In an opinion piece published by CTech by Calcalist, Renana Ashkenazi examines Elon Musk’s move to merge xAI into SpaceX and target a $1.5 trillion valuation.
Elon Musk is positioning SpaceX not as a space company, but as infrastructure. The merger with xAI places rockets, satellites and AI in a single stack, creating what is described as “the railroad, the network and the factories of the AI economy.”
A trillion-plus valuation reflects how capital markets are pricing future infrastructure, not a space narrative. The constraint shaping AI is no longer models. It is power, cooling, land and local politics. Data centers are already colliding with grid limits and community resistance.
The move is framed as “physics arbitrage.” Data centers on Earth face two constraints: energy demand and heat. Both intensify as models scale.
Orbit changes those conditions. Space offers continuous solar exposure and a natural cooling environment. “Floating data centers” reflect a bet that orbital energy and cooling will outperform terrestrial limits tied to land, permits and power.
SpaceX operates the launch system, Starlink provides global connectivity, and xAI represents compute. This combines transport, network and intelligence into one system.
“If you want to launch serious hardware into space, you pay Musk’s toll.” Starlink already serves as a backbone where terrestrial infrastructure is limited. Integrating xAI places compute at the end of that system, forming a vertically integrated infrastructure stack.

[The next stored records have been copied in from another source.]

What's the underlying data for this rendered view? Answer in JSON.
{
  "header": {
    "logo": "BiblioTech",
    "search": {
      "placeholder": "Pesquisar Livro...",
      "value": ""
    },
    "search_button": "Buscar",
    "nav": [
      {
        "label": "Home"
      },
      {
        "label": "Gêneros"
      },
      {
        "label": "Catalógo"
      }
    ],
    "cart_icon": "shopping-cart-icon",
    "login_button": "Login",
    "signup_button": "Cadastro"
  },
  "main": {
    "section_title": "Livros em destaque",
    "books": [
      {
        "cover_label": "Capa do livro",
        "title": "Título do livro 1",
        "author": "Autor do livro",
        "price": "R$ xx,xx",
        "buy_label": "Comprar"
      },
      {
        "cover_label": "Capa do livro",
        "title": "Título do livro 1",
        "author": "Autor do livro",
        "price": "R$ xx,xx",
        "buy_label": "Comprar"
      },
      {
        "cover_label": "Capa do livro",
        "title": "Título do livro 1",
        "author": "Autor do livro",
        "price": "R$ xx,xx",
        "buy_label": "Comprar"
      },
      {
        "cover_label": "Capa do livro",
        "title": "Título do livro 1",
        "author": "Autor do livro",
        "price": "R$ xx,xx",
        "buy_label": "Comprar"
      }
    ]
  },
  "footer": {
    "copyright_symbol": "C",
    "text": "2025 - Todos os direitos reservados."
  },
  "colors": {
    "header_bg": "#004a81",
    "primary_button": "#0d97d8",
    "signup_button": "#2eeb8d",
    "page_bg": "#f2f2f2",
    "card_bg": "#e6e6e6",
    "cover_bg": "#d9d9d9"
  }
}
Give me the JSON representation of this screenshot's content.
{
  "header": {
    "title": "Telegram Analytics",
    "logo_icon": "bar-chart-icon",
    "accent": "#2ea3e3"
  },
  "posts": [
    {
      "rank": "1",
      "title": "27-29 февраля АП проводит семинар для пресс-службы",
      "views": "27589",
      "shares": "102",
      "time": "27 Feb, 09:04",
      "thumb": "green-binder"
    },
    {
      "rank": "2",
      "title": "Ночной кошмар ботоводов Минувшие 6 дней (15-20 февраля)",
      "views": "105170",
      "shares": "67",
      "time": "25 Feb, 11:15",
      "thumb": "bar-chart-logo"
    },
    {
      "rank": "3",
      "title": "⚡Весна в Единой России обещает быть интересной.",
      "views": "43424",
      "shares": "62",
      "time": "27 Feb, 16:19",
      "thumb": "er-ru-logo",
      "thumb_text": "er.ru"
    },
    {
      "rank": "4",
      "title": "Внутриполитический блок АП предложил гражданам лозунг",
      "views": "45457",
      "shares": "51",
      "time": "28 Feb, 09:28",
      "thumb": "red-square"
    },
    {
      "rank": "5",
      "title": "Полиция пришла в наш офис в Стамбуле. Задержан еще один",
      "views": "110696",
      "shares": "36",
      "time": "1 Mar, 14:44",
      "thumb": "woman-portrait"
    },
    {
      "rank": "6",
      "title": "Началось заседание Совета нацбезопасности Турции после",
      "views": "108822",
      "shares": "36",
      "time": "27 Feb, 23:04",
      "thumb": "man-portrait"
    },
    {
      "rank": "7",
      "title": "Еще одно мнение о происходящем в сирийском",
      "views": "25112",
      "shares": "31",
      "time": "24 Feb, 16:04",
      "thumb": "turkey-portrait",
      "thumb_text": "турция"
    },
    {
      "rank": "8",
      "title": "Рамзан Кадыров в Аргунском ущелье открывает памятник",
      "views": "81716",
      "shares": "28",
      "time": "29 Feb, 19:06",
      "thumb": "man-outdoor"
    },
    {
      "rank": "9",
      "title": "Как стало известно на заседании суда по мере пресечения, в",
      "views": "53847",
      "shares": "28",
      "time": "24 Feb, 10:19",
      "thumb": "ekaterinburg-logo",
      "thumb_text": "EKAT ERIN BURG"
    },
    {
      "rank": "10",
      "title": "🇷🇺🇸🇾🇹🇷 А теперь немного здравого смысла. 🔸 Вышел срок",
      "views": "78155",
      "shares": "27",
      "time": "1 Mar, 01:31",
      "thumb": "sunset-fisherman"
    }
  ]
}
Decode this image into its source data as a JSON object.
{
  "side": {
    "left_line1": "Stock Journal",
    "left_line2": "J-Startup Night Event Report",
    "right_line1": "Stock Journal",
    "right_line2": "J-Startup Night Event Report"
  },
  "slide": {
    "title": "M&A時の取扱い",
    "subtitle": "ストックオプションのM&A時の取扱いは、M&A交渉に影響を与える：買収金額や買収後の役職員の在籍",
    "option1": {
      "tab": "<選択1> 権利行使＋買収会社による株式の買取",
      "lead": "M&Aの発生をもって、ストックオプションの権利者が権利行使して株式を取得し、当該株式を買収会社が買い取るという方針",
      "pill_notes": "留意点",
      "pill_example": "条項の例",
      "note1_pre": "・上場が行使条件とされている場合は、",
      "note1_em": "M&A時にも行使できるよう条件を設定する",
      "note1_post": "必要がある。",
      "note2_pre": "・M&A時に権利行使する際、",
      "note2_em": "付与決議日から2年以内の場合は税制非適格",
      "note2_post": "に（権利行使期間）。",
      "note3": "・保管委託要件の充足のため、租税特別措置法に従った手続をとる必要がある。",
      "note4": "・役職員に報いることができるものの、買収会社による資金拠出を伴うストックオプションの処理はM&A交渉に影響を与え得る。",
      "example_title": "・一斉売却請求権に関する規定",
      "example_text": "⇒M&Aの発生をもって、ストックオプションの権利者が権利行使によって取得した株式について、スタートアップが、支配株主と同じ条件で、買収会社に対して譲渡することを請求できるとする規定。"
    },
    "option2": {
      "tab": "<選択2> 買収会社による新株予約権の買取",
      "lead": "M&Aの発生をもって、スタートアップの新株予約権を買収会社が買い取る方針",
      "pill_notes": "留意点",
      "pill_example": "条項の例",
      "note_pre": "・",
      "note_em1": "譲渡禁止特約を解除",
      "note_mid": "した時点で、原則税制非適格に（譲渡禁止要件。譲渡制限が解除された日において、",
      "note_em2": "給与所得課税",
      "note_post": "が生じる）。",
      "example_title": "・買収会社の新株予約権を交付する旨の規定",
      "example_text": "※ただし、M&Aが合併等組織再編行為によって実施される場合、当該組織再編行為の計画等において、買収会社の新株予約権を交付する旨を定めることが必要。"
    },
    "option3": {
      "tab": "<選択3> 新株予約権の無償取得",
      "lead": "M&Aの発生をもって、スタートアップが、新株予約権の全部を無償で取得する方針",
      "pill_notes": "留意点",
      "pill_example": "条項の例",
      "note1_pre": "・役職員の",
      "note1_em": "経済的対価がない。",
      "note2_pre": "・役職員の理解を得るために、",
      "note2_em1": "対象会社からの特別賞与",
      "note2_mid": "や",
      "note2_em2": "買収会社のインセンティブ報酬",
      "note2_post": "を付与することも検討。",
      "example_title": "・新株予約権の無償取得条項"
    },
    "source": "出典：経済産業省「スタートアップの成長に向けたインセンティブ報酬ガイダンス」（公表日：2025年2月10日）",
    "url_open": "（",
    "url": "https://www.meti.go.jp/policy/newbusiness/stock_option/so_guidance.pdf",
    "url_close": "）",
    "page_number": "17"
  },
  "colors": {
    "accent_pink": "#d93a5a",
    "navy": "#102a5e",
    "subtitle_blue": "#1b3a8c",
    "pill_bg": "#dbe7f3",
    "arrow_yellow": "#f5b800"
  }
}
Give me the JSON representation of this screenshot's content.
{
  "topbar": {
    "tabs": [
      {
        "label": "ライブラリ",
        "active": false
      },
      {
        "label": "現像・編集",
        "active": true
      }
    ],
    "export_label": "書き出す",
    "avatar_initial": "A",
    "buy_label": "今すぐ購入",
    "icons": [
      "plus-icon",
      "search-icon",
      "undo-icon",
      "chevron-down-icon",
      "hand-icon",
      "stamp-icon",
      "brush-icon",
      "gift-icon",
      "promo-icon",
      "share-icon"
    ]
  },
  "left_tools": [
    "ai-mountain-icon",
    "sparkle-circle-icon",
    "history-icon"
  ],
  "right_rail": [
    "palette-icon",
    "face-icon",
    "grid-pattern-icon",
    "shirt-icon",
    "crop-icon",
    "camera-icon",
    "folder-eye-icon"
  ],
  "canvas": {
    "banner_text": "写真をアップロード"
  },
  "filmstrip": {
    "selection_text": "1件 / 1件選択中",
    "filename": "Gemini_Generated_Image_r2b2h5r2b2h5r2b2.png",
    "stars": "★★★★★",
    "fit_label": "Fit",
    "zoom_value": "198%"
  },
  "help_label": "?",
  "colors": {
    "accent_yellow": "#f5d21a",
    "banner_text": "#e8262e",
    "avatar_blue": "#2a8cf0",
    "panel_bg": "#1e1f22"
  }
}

As AI becomes critical across sectors, control over infrastructure becomes a question of sovereignty.
This concentration extends beyond connectivity to compute. The infrastructure enabling AI may become centralized and privately governed, rather than distributed across public systems.
“Musk’s move is extreme by design. But the message is simple: AI has outgrown the fantasy it’s just software in the cloud.”